There is someone with a pneumatic drill in the vicinity. I live in an exceptionally (relatively speaking) quiet spot and it feels as though some alien, and not the friendly kind, has landed and is letting me know of its intentions, which are all about – well, invasion. If I ignore it perhaps it will go away.
So, lets talk about Mother’s Day. Sweet Daughter came with a card that said lovely things, later we went for meal out, and Son sent me a musical e-card and a recording of him with his barbershop band crooning a love song. I don’t care how much the miserable gits bang on about all this being an invention of the card industry, we need our small and large festivals, our special days, and I’m for them – yes, even pancake day – the more the better, I say; both pancakes and festivals. Mother’s Day can be a bit of a loaded one, of course, if you have had a conflicted or downright bad relationship with the mater, but even I managed a card with a photo of a large-eyed rabbit on it and a bunch of daffodils from my garden. She is getting better at taking these tokens of daughterly affection but did immediately point me in the direction of the sumptuous basket of flowers and big expensive-looking card my sister had sent. How nice, I said. She doesn’t actually find it that easy to receive gifts from me, but neither does it sit well if I don’t give. The classic occasion was the time when I had been instructed several times, and in no uncertain terms, not to bring anything at all for a birthday bash she was having in London – no card, present – nothing, and especially not the cake I had planned to make because she didn’t, repeat didn’t, want that or anything else and was that understood? Well the upshot was that I was the only one who arrived empty-handed. My sister made a speech and then there were murmurings to the effect that it was a shame no-one had thought to bring a cake. The mater looked at me, suitably stricken, and got, basically, what she wanted. So you could say it all worked out a treat.

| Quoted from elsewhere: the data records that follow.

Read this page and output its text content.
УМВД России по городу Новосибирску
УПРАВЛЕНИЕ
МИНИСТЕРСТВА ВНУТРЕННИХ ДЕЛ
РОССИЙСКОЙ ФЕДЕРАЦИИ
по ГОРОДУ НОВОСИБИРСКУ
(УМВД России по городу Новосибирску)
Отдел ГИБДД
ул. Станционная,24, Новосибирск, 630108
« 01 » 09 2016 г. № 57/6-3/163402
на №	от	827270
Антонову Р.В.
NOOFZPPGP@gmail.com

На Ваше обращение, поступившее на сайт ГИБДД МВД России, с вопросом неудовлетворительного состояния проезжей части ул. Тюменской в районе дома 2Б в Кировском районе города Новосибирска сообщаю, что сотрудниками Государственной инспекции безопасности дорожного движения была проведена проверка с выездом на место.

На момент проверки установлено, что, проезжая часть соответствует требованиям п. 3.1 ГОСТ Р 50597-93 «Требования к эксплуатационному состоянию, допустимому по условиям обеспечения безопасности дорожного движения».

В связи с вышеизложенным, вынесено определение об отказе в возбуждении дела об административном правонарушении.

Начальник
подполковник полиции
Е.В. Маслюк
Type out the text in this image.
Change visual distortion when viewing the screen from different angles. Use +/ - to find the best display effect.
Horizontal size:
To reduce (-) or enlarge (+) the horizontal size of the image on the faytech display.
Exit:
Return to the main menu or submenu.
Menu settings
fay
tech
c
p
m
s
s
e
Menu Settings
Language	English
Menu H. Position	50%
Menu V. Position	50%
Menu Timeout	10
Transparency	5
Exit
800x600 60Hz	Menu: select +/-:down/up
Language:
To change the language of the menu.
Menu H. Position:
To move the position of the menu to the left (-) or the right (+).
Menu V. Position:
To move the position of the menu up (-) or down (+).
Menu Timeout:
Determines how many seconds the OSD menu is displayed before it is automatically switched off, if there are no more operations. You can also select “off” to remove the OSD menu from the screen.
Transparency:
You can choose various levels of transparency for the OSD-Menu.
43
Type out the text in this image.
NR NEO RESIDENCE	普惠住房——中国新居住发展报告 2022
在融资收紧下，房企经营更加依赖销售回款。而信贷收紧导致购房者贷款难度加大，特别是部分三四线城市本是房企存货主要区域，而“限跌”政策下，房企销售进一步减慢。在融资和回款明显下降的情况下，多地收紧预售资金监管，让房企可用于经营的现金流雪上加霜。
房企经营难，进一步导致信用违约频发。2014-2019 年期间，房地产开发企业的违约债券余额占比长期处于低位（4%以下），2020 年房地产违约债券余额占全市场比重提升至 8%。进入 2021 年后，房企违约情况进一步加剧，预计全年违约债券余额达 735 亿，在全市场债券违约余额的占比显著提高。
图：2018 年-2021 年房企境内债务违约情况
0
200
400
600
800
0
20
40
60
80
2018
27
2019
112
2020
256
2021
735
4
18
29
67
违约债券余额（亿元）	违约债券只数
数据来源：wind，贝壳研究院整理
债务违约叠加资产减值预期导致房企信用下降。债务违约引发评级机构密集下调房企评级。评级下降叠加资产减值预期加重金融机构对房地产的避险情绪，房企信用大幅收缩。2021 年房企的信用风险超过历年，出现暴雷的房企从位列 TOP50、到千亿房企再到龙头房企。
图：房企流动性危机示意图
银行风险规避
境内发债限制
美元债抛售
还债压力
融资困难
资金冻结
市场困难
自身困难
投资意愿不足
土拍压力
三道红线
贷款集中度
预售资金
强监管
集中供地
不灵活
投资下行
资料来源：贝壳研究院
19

But what am I doing sitting here in my red, white and tinsel pyjamas that are becoming almost as much as an established part of my sartorial repertoire as my purple trousers? I should be getting dressed and ready to go to a certain shrink-artiste in Brighton, getting stuff in the post, shopping for salad and spring onions, writing the next bit of my woman-on-the-edge-with-a-shrink-and-cigarette-habit thing. I think I will carry on sitting here a while – not do anything, and see what happens. The drilling has stopped. Silence.